The blood of the snake must be served fresh, along with the gall, so it would only be done if someone ordered it in the restaurant. The process of getting the blood and the gall of the snake is not an easy task, a series of steps must be completed and can only be done by experts. The first step is taking the snake itself from the containment unit, then the most dangerous part of the snake, the head, is sliced off. Naturally, after being sliced off, blood would gush out, and that blood is the one used as a drink and poured into a small cup. Next, the snake is skinned so it would be easier to get to the gall. Taking the gall out from the snake must be done slowly and carefully because the gall is very fragile and be easily popped. After that is done, arak and honey is mixed with the blood of the python in the cup so it would give that sweetness taste.
Now, the place isn’t named Istana Raja Kobra for nothing. Just because pythons are the better seller, doesn’t mean there’s no cobras sold.
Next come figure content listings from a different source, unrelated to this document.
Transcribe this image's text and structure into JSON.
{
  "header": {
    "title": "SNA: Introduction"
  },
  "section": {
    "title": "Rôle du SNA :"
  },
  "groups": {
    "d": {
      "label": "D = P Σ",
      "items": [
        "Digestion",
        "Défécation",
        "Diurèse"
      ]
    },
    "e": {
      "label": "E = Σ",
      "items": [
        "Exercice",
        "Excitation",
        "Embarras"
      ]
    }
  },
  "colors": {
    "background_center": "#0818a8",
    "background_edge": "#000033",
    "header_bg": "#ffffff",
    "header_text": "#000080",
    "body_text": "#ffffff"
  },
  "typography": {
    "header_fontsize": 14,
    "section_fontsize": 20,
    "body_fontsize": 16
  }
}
The King Cobra is a rare snake, and can’t be found as easily as pythons, it is venomous and dangerous, but because of that, the meat, the blood and other parts of the King Cobra is a lot more expensive. While the fried pythons can cost only about Rp. 25.000, the King Cobra can quadruple that price, or even can reach Rp. 200.000. The cobra’s full body from its head to bottom even made a nice belt even it is preserved, with a rightful price that is.